彼と近くの映画館に行きました。(I went to a nearby movie theater with him.)

Instead of "近い映画館" I would have written "近い映画館". Is there a semantic difference between 近くの映画館 and 近い映画館 ?


1 Answer 1


1) 「彼{かれ}と近{ちか}くの映画館{えいがかん}に行{い}きました。」

2) 「彼と近い映画館に行きました。」

Both sentences would be grammatical if grammar were what was being discussed, but we have all seen grammatical sentences that make little to no sense, have we not?

Very few, if any at all, native speakers, however, would actually say 2) verbatim. 1) is far more natural-sounding and it is what we say.

This is basically a matter of collocation, so you might want to just memorize it as is without trying to "translate" because if you translated, both sentences would only look equally good.
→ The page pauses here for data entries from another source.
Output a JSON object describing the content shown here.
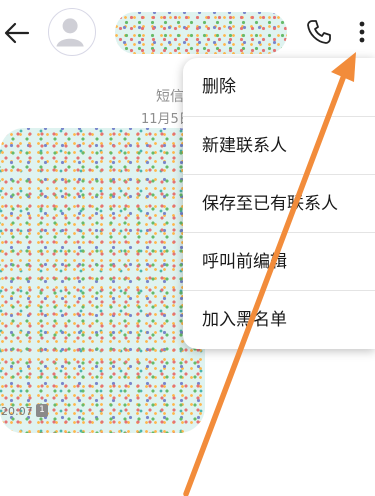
{
  "message_meta": {
    "type_label": "短信",
    "date_label": "11月5日"
  },
  "bubble": {
    "time": "20:07",
    "sim_badge": "1"
  },
  "menu": {
    "items": [
      {
        "label": "删除"
      },
      {
        "label": "新建联系人"
      },
      {
        "label": "保存至已有联系人"
      },
      {
        "label": "呼叫前编辑"
      },
      {
        "label": "加入黑名单"
      }
    ]
  },
  "icons": {
    "back": "arrow-left-icon",
    "avatar": "person-icon",
    "call": "phone-icon",
    "more": "more-vertical-icon"
  },
  "colors": {
    "annotation_arrow": "#f28c3b",
    "redaction_bg": "#dff3f0",
    "meta_text": "#8e8e8e"
  }
}
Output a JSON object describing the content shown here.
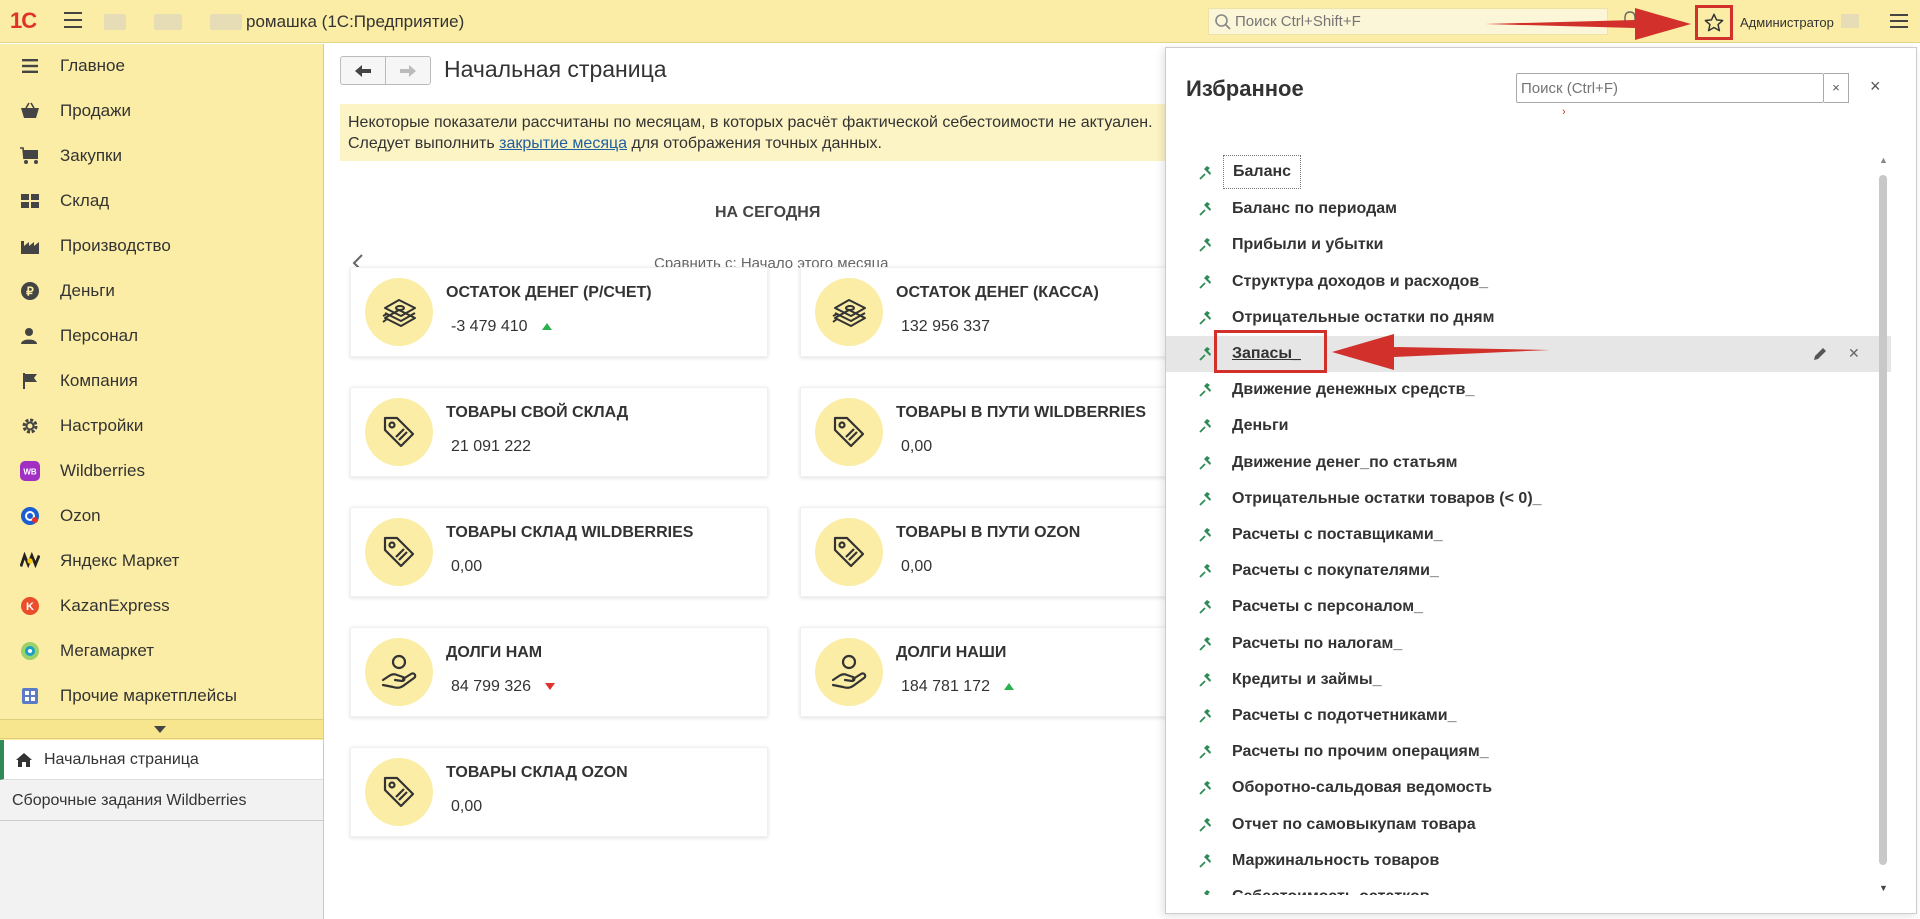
{
  "topbar": {
    "logo": "1С",
    "app_title": "ромашка  (1С:Предприятие)",
    "search_placeholder": "Поиск Ctrl+Shift+F",
    "user": "Администратор"
  },
  "sidebar": {
    "items": [
      {
        "label": "Главное",
        "icon": "list-icon"
      },
      {
        "label": "Продажи",
        "icon": "basket-icon"
      },
      {
        "label": "Закупки",
        "icon": "cart-icon"
      },
      {
        "label": "Склад",
        "icon": "warehouse-icon"
      },
      {
        "label": "Производство",
        "icon": "factory-icon"
      },
      {
        "label": "Деньги",
        "icon": "ruble-icon"
      },
      {
        "label": "Персонал",
        "icon": "person-icon"
      },
      {
        "label": "Компания",
        "icon": "flag-icon"
      },
      {
        "label": "Настройки",
        "icon": "gear-icon"
      },
      {
        "label": "Wildberries",
        "icon": "wildberries-icon",
        "badge": "WB"
      },
      {
        "label": "Ozon",
        "icon": "ozon-icon"
      },
      {
        "label": "Яндекс Маркет",
        "icon": "yandex-market-icon"
      },
      {
        "label": "KazanExpress",
        "icon": "kazanexpress-icon",
        "badge": "K"
      },
      {
        "label": "Мегамаркет",
        "icon": "megamarket-icon"
      },
      {
        "label": "Прочие маркетплейсы",
        "icon": "marketplaces-icon"
      }
    ],
    "open_tabs": [
      "Начальная страница",
      "Сборочные задания Wildberries"
    ]
  },
  "main": {
    "title": "Начальная страница",
    "notice_line1": "Некоторые показатели рассчитаны по месяцам, в которых расчёт фактической себестоимости не актуален.",
    "notice_line2_before": "Следует выполнить ",
    "notice_link": "закрытие месяца",
    "notice_line2_after": " для отображения точных данных.",
    "today_label": "НА СЕГОДНЯ",
    "compare_label": "Сравнить с: Начало этого месяца",
    "cards": [
      {
        "title": "ОСТАТОК ДЕНЕГ (Р/СЧЕТ)",
        "value": "-3 479 410",
        "trend": "up",
        "icon": "money-icon"
      },
      {
        "title": "ОСТАТОК ДЕНЕГ (КАССА)",
        "value": "132 956 337",
        "trend": "none",
        "icon": "money-icon"
      },
      {
        "title": "ТОВАРЫ СВОЙ СКЛАД",
        "value": "21 091 222",
        "trend": "none",
        "icon": "tag-icon"
      },
      {
        "title": "ТОВАРЫ В ПУТИ WILDBERRIES",
        "value": "0,00",
        "trend": "none",
        "icon": "tag-icon"
      },
      {
        "title": "ТОВАРЫ СКЛАД WILDBERRIES",
        "value": "0,00",
        "trend": "none",
        "icon": "tag-icon"
      },
      {
        "title": "ТОВАРЫ В ПУТИ OZON",
        "value": "0,00",
        "trend": "none",
        "icon": "tag-icon"
      },
      {
        "title": "ДОЛГИ НАМ",
        "value": "84 799 326",
        "trend": "down",
        "icon": "hand-icon"
      },
      {
        "title": "ДОЛГИ НАШИ",
        "value": "184 781 172",
        "trend": "up",
        "icon": "hand-icon"
      },
      {
        "title": "ТОВАРЫ СКЛАД OZON",
        "value": "0,00",
        "trend": "none",
        "icon": "tag-icon"
      }
    ]
  },
  "favorites": {
    "title": "Избранное",
    "search_placeholder": "Поиск (Ctrl+F)",
    "clear_label": "×",
    "close_label": "×",
    "items": [
      "Баланс",
      "Баланс по периодам",
      "Прибыли и убытки",
      "Структура доходов и расходов_",
      "Отрицательные остатки по дням",
      "Запасы_",
      "Движение денежных средств_",
      "Деньги",
      "Движение денег_по статьям",
      "Отрицательные остатки товаров (< 0)_",
      "Расчеты с поставщиками_",
      "Расчеты с покупателями_",
      "Расчеты с персоналом_",
      "Расчеты по налогам_",
      "Кредиты и займы_",
      "Расчеты с подотчетниками_",
      "Расчеты по прочим операциям_",
      "Оборотно-сальдовая ведомость",
      "Отчет по самовыкупам товара",
      "Маржинальность товаров",
      "Себестоимость остатков"
    ],
    "focused_index": 0,
    "highlighted_index": 5
  },
  "colors": {
    "accent_yellow": "#fbeda5",
    "annotation_red": "#d2312b",
    "pin_green": "#2e8b57"
  }
}
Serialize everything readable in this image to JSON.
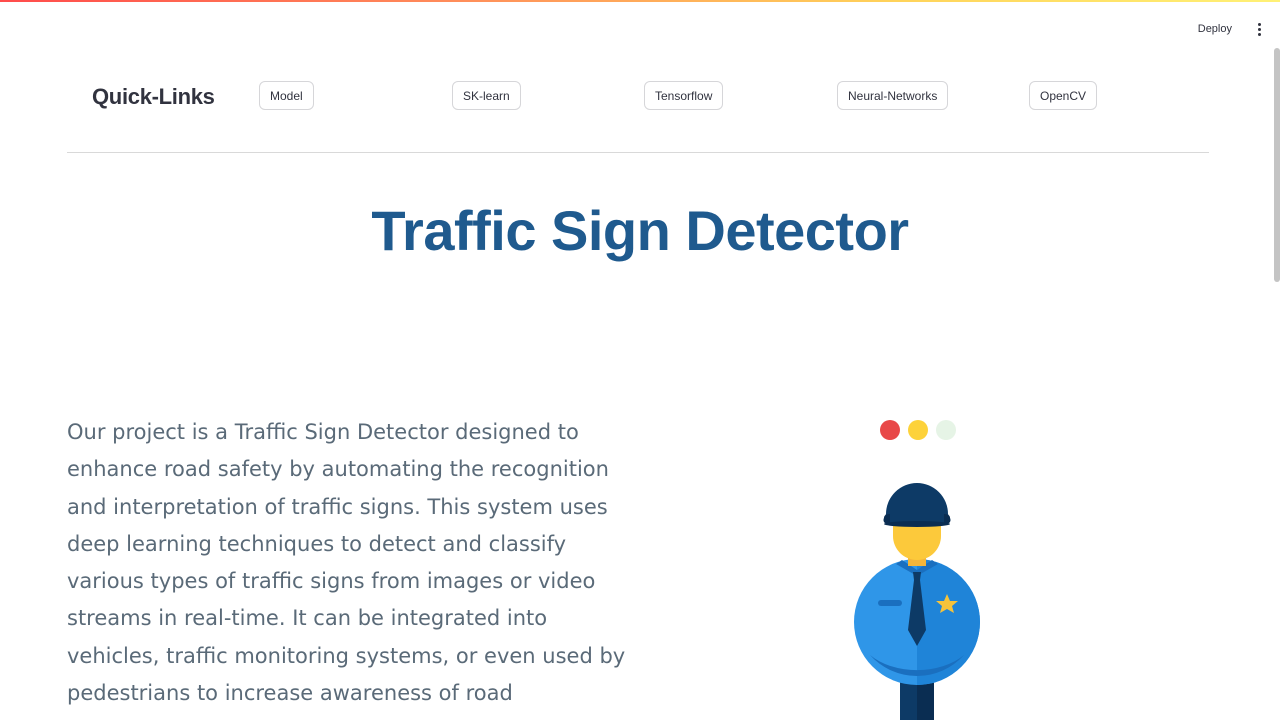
{
  "header": {
    "deploy_label": "Deploy",
    "menu_icon": "more-vertical-icon"
  },
  "quick_links": {
    "heading": "Quick-Links",
    "buttons": [
      {
        "label": "Model"
      },
      {
        "label": "SK-learn"
      },
      {
        "label": "Tensorflow"
      },
      {
        "label": "Neural-Networks"
      },
      {
        "label": "OpenCV"
      }
    ]
  },
  "main": {
    "title": "Traffic Sign Detector",
    "description": "Our project is a Traffic Sign Detector designed to enhance road safety by automating the recognition and interpretation of traffic signs. This system uses deep learning techniques to detect and classify various types of traffic signs from images or video streams in real-time. It can be integrated into vehicles, traffic monitoring systems, or even used by pedestrians to increase awareness of road"
  },
  "illustration": {
    "traffic_light_colors": [
      "#e84848",
      "#fdd23a",
      "#e6f4e6"
    ],
    "subject": "traffic-police-officer-icon"
  },
  "colors": {
    "title": "#1f5a8e",
    "accent_gradient": [
      "#ff4b4b",
      "#ffd35a"
    ]
  }
}
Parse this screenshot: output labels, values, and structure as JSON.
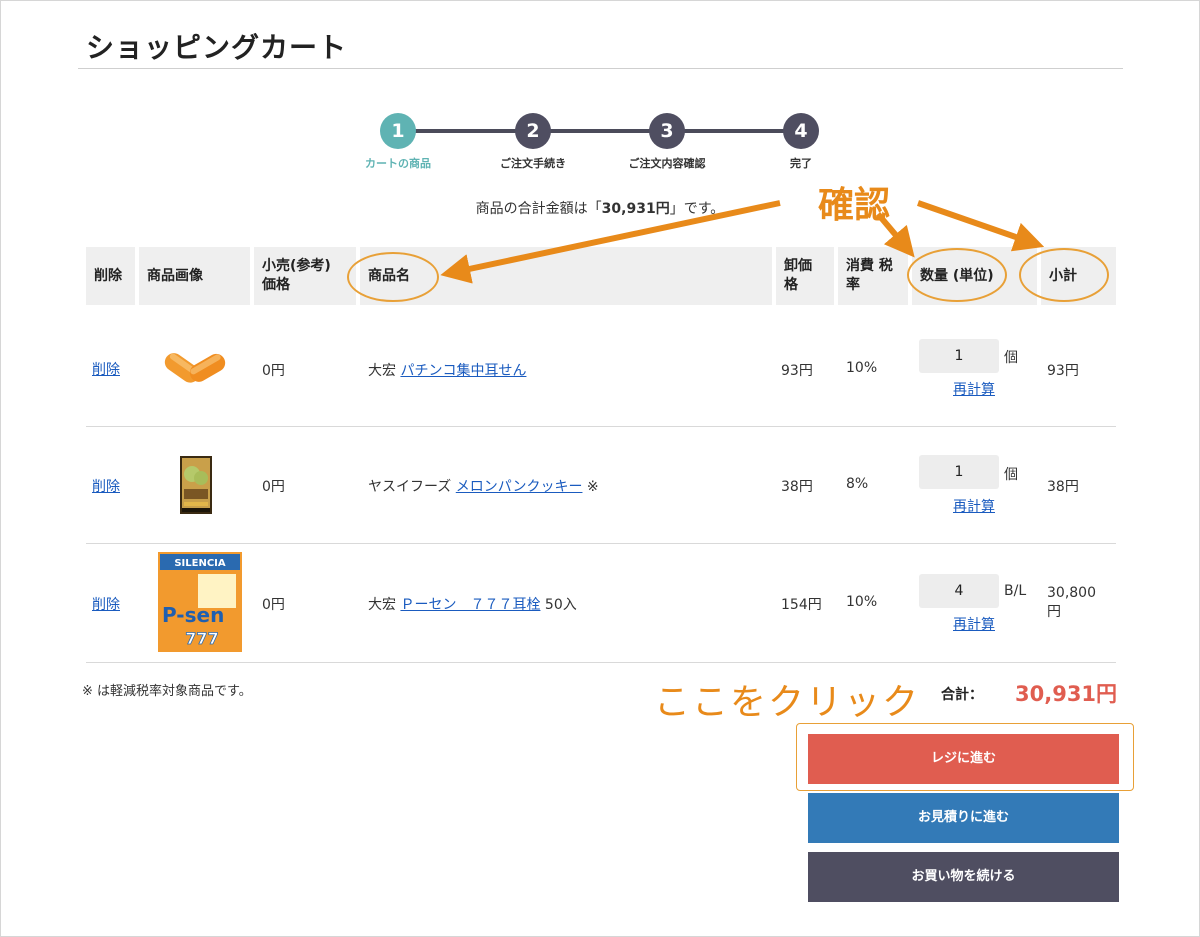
{
  "page": {
    "title": "ショッピングカート"
  },
  "steps": [
    {
      "num": "1",
      "label": "カートの商品"
    },
    {
      "num": "2",
      "label": "ご注文手続き"
    },
    {
      "num": "3",
      "label": "ご注文内容確認"
    },
    {
      "num": "4",
      "label": "完了"
    }
  ],
  "summary": {
    "prefix": "商品の合計金額は「",
    "amount": "30,931円",
    "suffix": "」です。"
  },
  "table": {
    "headers": {
      "delete": "削除",
      "image": "商品画像",
      "retail_line1": "小売(参考)",
      "retail_line2": "価格",
      "name": "商品名",
      "wholesale_line1": "卸価",
      "wholesale_line2": "格",
      "tax_line1": "消費 税",
      "tax_line2": "率",
      "qty": "数量 (単位)",
      "subtotal": "小計"
    },
    "rows": [
      {
        "delete": "削除",
        "image_icon": "orange-earplugs-image",
        "retail": "0円",
        "maker": "大宏",
        "product": "パチンコ集中耳せん",
        "suffix": "",
        "wholesale": "93円",
        "tax": "10%",
        "qty": "1",
        "unit": "個",
        "recalc": "再計算",
        "subtotal": "93円"
      },
      {
        "delete": "削除",
        "image_icon": "melon-pan-cookie-package-image",
        "retail": "0円",
        "maker": "ヤスイフーズ",
        "product": "メロンパンクッキー",
        "suffix": "※",
        "wholesale": "38円",
        "tax": "8%",
        "qty": "1",
        "unit": "個",
        "recalc": "再計算",
        "subtotal": "38円"
      },
      {
        "delete": "削除",
        "image_icon": "p-sen-777-earplug-package-image",
        "retail": "0円",
        "maker": "大宏",
        "product": "Ｐーセン　７７７耳栓",
        "suffix": "50入",
        "wholesale": "154円",
        "tax": "10%",
        "qty": "4",
        "unit": "B/L",
        "recalc": "再計算",
        "subtotal_line1": "30,800",
        "subtotal_line2": "円"
      }
    ]
  },
  "product_image_text": {
    "brand": "SILENCIA",
    "big": "P-sen",
    "num": "777"
  },
  "footnote": "※ は軽減税率対象商品です。",
  "total": {
    "label": "合計：",
    "value": "30,931円"
  },
  "buttons": {
    "checkout": "レジに進む",
    "quote": "お見積りに進む",
    "continue": "お買い物を続ける"
  },
  "annotations": {
    "confirm": "確認",
    "click_here": "ここをクリック"
  },
  "colors": {
    "accent_red": "#e05d50",
    "accent_blue": "#337ab7",
    "dark": "#4f4e61",
    "step_active": "#5fb3b3",
    "annotation_orange": "#e88a1a"
  }
}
1) is so perfect (and neutral) in every way that it can be used anywhere in a writing or conversation.

2), however, is not like that at all. It cannot appear at the beginning of a writing or conversation. It needs a certain context where multiple movie theaters are being discussed in terms of the distances from a certain physical point, such as where one's home is. Even then, however, it would be more natural and correct to say:

「彼と近い方{ほう}の映画館に行きました。」 ("I went to the nearer theater with him.")

Again, a discussion of distances among multiple theaters would be a prerequisite here. This sentence cannot be used at the beginning of a writing or conversation.